The point is that training is expensive and that pointing only to inference is like the Titanic going full speed ahead toward the iceberg saying how small it is. It is not small.
If you're a company you don't care what the home user does. They didn't pay for the model and so their existence in the first place indicates a missed opportunity for market share.
No one is saying training costs are negligible. They're saying the cost has already been paid and they had no say in influencing it then or in the future. If you don't pay for it and they can't tell how often you use it they can't really be influenced by your behavior.
It's like being overly concerned with the impact of a microwave you found by the road. The maker doesn't care about your opinion of it because you don't give them money. The don't even know you exist. The only thing you can meaningfully influence is how it's used today.
It's literally what the person I initially asked said though, they said they don't know and don't care.
That's far from saying they're negligible. What they're saying is inline with my point. If you find a microwave are you going to research how green it's manufacturing was so you can ensure you only find good ones for free in the future?
Irrelevant or moot is different from negligible. One says it's small enough to not matter, and the other says it doesn't affect your actions.
I play with AI models on my own computer. I think the training costs are far from negligible and for the most part shouldn't have been bothered with. (I'm very tolerant of research models that are then made public. Even though the tech isn't scalable or as world changing as some think doesn't mean it isn't worth understanding or that it won't lead to something more viable later. Churning it over and over without open results or novelty isn't worth it though). I also think that the training costs are irrelevant with regards to how I use it at home. They're spent before I knew it existed, and they never have or will see information or feedback from me.
My home usage had less impact than using my computer for games has.
I'm playing games at home. I'm running models at home (I linked in other similar answers to it) for benchmarking.

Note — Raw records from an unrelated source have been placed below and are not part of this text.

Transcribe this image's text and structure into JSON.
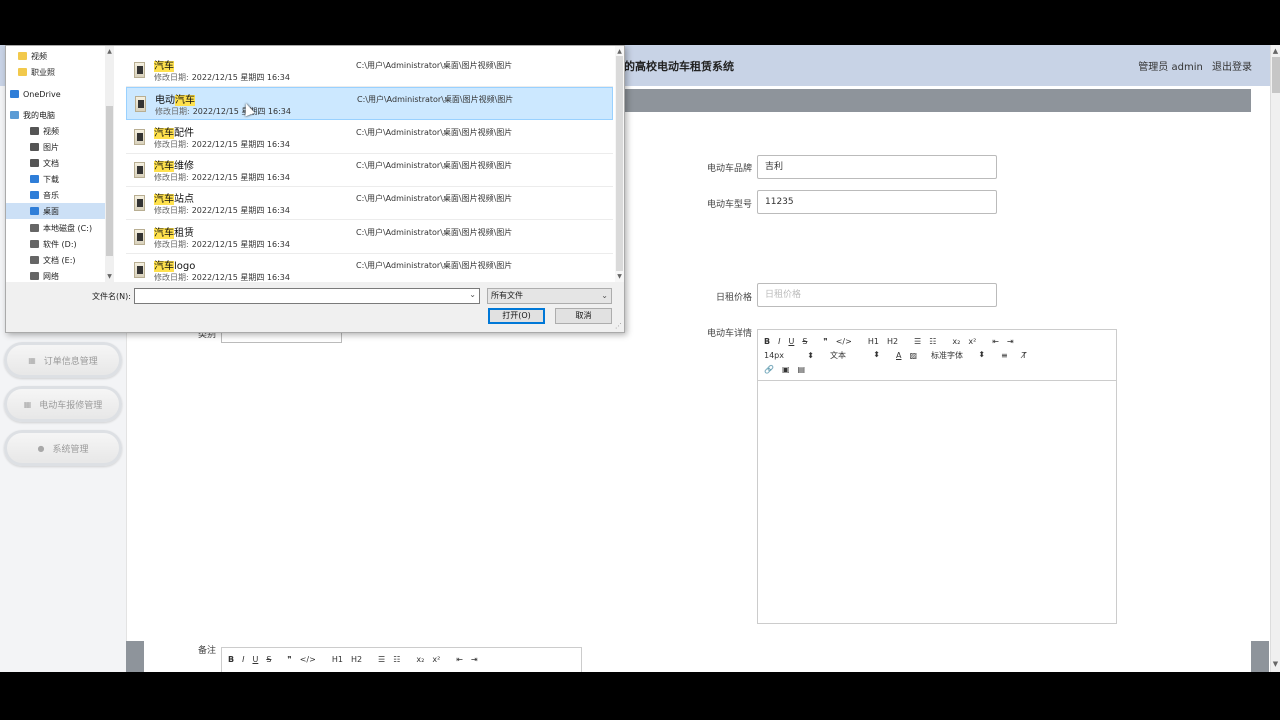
{
  "app": {
    "title": "的高校电动车租赁系统",
    "admin_label": "管理员 admin",
    "logout": "退出登录"
  },
  "sidebar": {
    "items": [
      {
        "label": "订单信息管理",
        "icon": "grid-icon"
      },
      {
        "label": "电动车报修管理",
        "icon": "grid-icon"
      },
      {
        "label": "系统管理",
        "icon": "location-icon"
      }
    ]
  },
  "form": {
    "brand_label": "电动车品牌",
    "brand_value": "吉利",
    "model_label": "电动车型号",
    "model_value": "11235",
    "price_label": "日租价格",
    "price_placeholder": "日租价格",
    "detail_label": "电动车详情",
    "remark_label": "备注",
    "left_partial_label": "类别"
  },
  "editor_toolbar": {
    "row1": [
      "B",
      "I",
      "U",
      "S",
      "❞",
      "</>",
      "H1",
      "H2",
      "☰",
      "☷",
      "x₂",
      "x²",
      "⇤",
      "⇥"
    ],
    "size": "14px",
    "text_type": "文本",
    "font": "标准字体",
    "row3": [
      "link",
      "image",
      "video"
    ]
  },
  "dialog": {
    "nav": [
      {
        "label": "视频",
        "color": "#f2c94c"
      },
      {
        "label": "职业照",
        "color": "#f2c94c"
      },
      {
        "label": "OneDrive",
        "color": "#2f7ed8"
      },
      {
        "label": "我的电脑",
        "color": "#5a9bd5"
      },
      {
        "label": "视频",
        "color": "#555"
      },
      {
        "label": "图片",
        "color": "#555"
      },
      {
        "label": "文档",
        "color": "#555"
      },
      {
        "label": "下载",
        "color": "#2f7ed8"
      },
      {
        "label": "音乐",
        "color": "#2f7ed8"
      },
      {
        "label": "桌面",
        "color": "#2f7ed8"
      },
      {
        "label": "本地磁盘 (C:)",
        "color": "#666"
      },
      {
        "label": "软件 (D:)",
        "color": "#666"
      },
      {
        "label": "文档 (E:)",
        "color": "#666"
      },
      {
        "label": "网络",
        "color": "#666"
      }
    ],
    "date_prefix": "修改日期:",
    "files": [
      {
        "hl": "汽车",
        "rest": "",
        "date": "2022/12/15 星期四 16:34",
        "path": "C:\\用户\\Administrator\\桌面\\图片视频\\图片"
      },
      {
        "pre": "电动",
        "hl": "汽车",
        "rest": "",
        "date": "2022/12/15 星期四 16:34",
        "path": "C:\\用户\\Administrator\\桌面\\图片视频\\图片"
      },
      {
        "hl": "汽车",
        "rest": "配件",
        "date": "2022/12/15 星期四 16:34",
        "path": "C:\\用户\\Administrator\\桌面\\图片视频\\图片"
      },
      {
        "hl": "汽车",
        "rest": "维修",
        "date": "2022/12/15 星期四 16:34",
        "path": "C:\\用户\\Administrator\\桌面\\图片视频\\图片"
      },
      {
        "hl": "汽车",
        "rest": "站点",
        "date": "2022/12/15 星期四 16:34",
        "path": "C:\\用户\\Administrator\\桌面\\图片视频\\图片"
      },
      {
        "hl": "汽车",
        "rest": "租赁",
        "date": "2022/12/15 星期四 16:34",
        "path": "C:\\用户\\Administrator\\桌面\\图片视频\\图片"
      },
      {
        "hl": "汽车",
        "rest": "logo",
        "date": "2022/12/15 星期四 16:34",
        "path": "C:\\用户\\Administrator\\桌面\\图片视频\\图片"
      }
    ],
    "selected_index": 1,
    "filename_label": "文件名(N):",
    "filename_value": "",
    "filetype": "所有文件",
    "open_button": "打开(O)",
    "cancel_button": "取消"
  }
}
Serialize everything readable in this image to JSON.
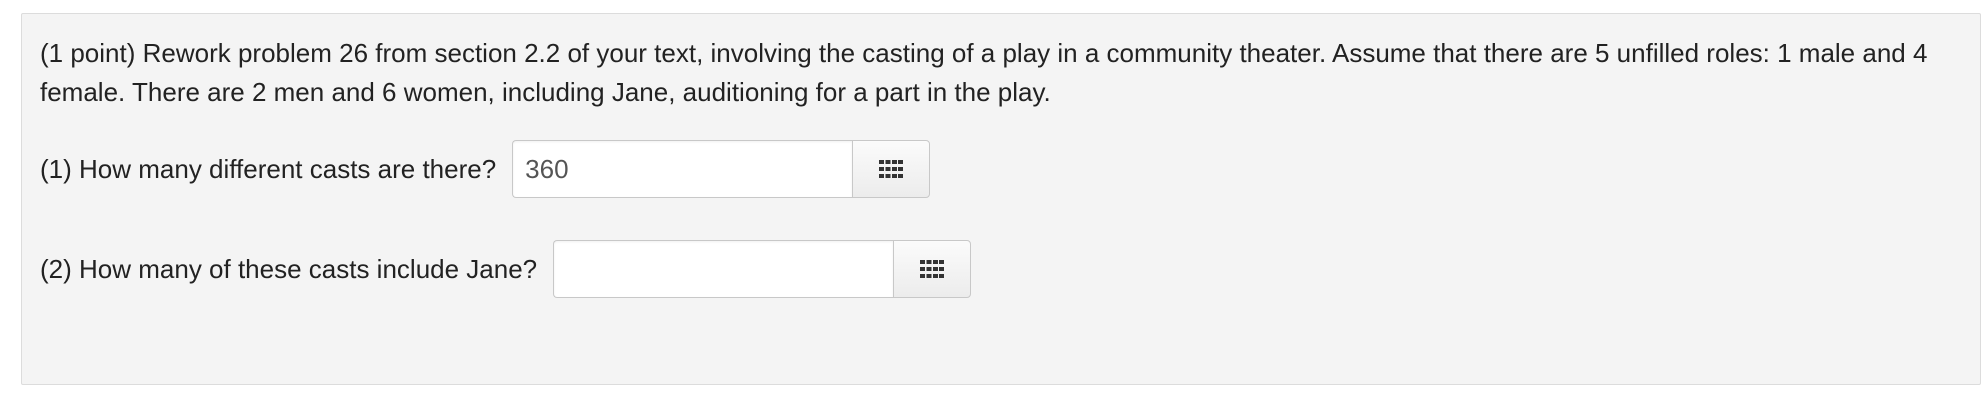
{
  "problem": {
    "text": "(1 point) Rework problem 26 from section 2.2 of your text, involving the casting of a play in a community theater. Assume that there are 5 unfilled roles: 1 male and 4 female. There are 2 men and 6 women, including Jane, auditioning for a part in the play."
  },
  "questions": [
    {
      "label": "(1) How many different casts are there?",
      "answer_value": "360",
      "palette_icon": "grid-icon"
    },
    {
      "label": "(2) How many of these casts include Jane?",
      "answer_value": "",
      "palette_icon": "grid-icon"
    }
  ],
  "colors": {
    "panel_background": "#f4f4f4",
    "panel_border": "#dcdcdc",
    "icon": "#333333"
  }
}
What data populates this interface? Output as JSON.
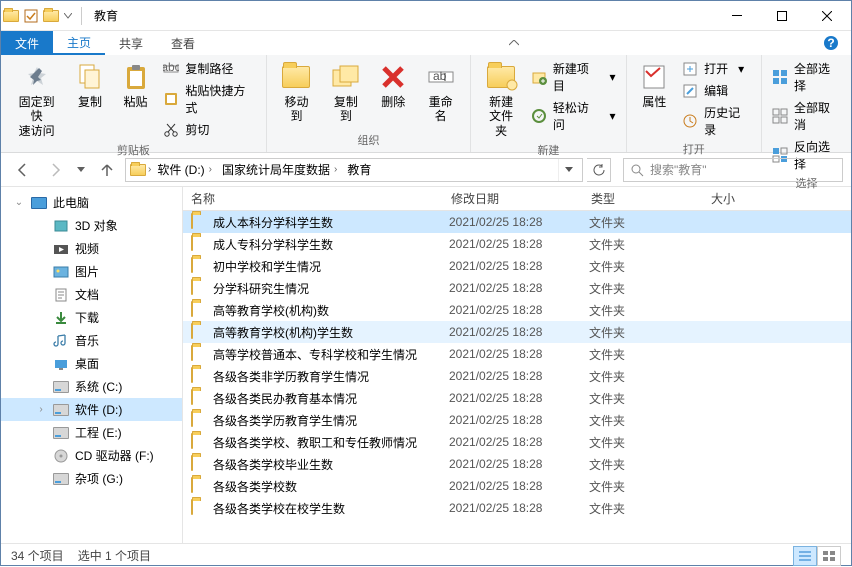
{
  "title": "教育",
  "menutabs": {
    "file": "文件",
    "home": "主页",
    "share": "共享",
    "view": "查看"
  },
  "ribbon": {
    "clipboard": {
      "label": "剪贴板",
      "pin": "固定到快\n速访问",
      "copy": "复制",
      "paste": "粘贴",
      "copypath": "复制路径",
      "pasteshortcut": "粘贴快捷方式",
      "cut": "剪切"
    },
    "organize": {
      "label": "组织",
      "moveto": "移动到",
      "copyto": "复制到",
      "delete": "删除",
      "rename": "重命名"
    },
    "new": {
      "label": "新建",
      "newfolder": "新建\n文件夹",
      "newitem": "新建项目",
      "easyaccess": "轻松访问"
    },
    "open": {
      "label": "打开",
      "properties": "属性",
      "open": "打开",
      "edit": "编辑",
      "history": "历史记录"
    },
    "select": {
      "label": "选择",
      "selectall": "全部选择",
      "selectnone": "全部取消",
      "invert": "反向选择"
    }
  },
  "breadcrumb": [
    "软件 (D:)",
    "国家统计局年度数据",
    "教育"
  ],
  "search_placeholder": "搜索\"教育\"",
  "columns": {
    "name": "名称",
    "date": "修改日期",
    "type": "类型",
    "size": "大小"
  },
  "tree": {
    "thispc": "此电脑",
    "items": [
      "3D 对象",
      "视频",
      "图片",
      "文档",
      "下载",
      "音乐",
      "桌面",
      "系统 (C:)",
      "软件 (D:)",
      "工程 (E:)",
      "CD 驱动器 (F:)",
      "杂项 (G:)"
    ]
  },
  "files": [
    {
      "name": "成人本科分学科学生数",
      "date": "2021/02/25 18:28",
      "type": "文件夹",
      "state": "sel"
    },
    {
      "name": "成人专科分学科学生数",
      "date": "2021/02/25 18:28",
      "type": "文件夹",
      "state": ""
    },
    {
      "name": "初中学校和学生情况",
      "date": "2021/02/25 18:28",
      "type": "文件夹",
      "state": ""
    },
    {
      "name": "分学科研究生情况",
      "date": "2021/02/25 18:28",
      "type": "文件夹",
      "state": ""
    },
    {
      "name": "高等教育学校(机构)数",
      "date": "2021/02/25 18:28",
      "type": "文件夹",
      "state": ""
    },
    {
      "name": "高等教育学校(机构)学生数",
      "date": "2021/02/25 18:28",
      "type": "文件夹",
      "state": "hov"
    },
    {
      "name": "高等学校普通本、专科学校和学生情况",
      "date": "2021/02/25 18:28",
      "type": "文件夹",
      "state": ""
    },
    {
      "name": "各级各类非学历教育学生情况",
      "date": "2021/02/25 18:28",
      "type": "文件夹",
      "state": ""
    },
    {
      "name": "各级各类民办教育基本情况",
      "date": "2021/02/25 18:28",
      "type": "文件夹",
      "state": ""
    },
    {
      "name": "各级各类学历教育学生情况",
      "date": "2021/02/25 18:28",
      "type": "文件夹",
      "state": ""
    },
    {
      "name": "各级各类学校、教职工和专任教师情况",
      "date": "2021/02/25 18:28",
      "type": "文件夹",
      "state": ""
    },
    {
      "name": "各级各类学校毕业生数",
      "date": "2021/02/25 18:28",
      "type": "文件夹",
      "state": ""
    },
    {
      "name": "各级各类学校数",
      "date": "2021/02/25 18:28",
      "type": "文件夹",
      "state": ""
    },
    {
      "name": "各级各类学校在校学生数",
      "date": "2021/02/25 18:28",
      "type": "文件夹",
      "state": ""
    }
  ],
  "status": {
    "count": "34 个项目",
    "selection": "选中 1 个项目"
  }
}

My point is that models are just like anything I bring into my home I try to only buy products that are manufactured properly. Someone else in this thread asked me about child labor for electronics and IMHO that was actually a good analogy. You here mention buying a microwave and that's another good example.
Yes, if we do want to establish feedback in the supply chain, we must know how everything we rely on is made. It's that simple.
There are already quite a few initiatives for that with e.g. coffee with Fair Trade Certification or ISO 14001, in electronics Fair Materials, etc.
The point being that there are already mechanisms for feedback in other fields and in ML there are already model cards with a
co2_eq_emissions
field, so why couldn't feedback also work in this field?I didn't mention buying a microwave, I mentioned finding one for free. If you buy a microwave you're a customer and your desire for ethical products can be impactful to some degree.
If you find a microwave there's no feedback, and if there were feedback they wouldn't care because you're not a customer.
The way you establish feedback in this field is by making it a viable market, and then giving your money to the most ethical company. I don't think that any of the companies offer or will offer a product that will be worth the cost or resource investment. Ergo: I don't give them money or use their products.
Downloading a model doesn't change that feedback. It's digital, so once the resources are spent copies have no additional cost. They don't get metrics or usage patterns, or even know I have it.
It's not quite, but kinda, like saying that you should only shoplift fair trade coffee. This doesn't signal to anyone that they should invest in making their coffee more equitable.
Herpa Derpa flurbidy
I see. Well, I checked your post history because I thought "Heck, they sound smart, maybe I'm the problem." and my conclusion based on the floral language you often use with others is that you are clearly provoking on purpose.
Unfortunately I don't have the luxury of time to argue this way so I'll just block you, this way we won't have to interact in the future.
Take care and may we never speak again.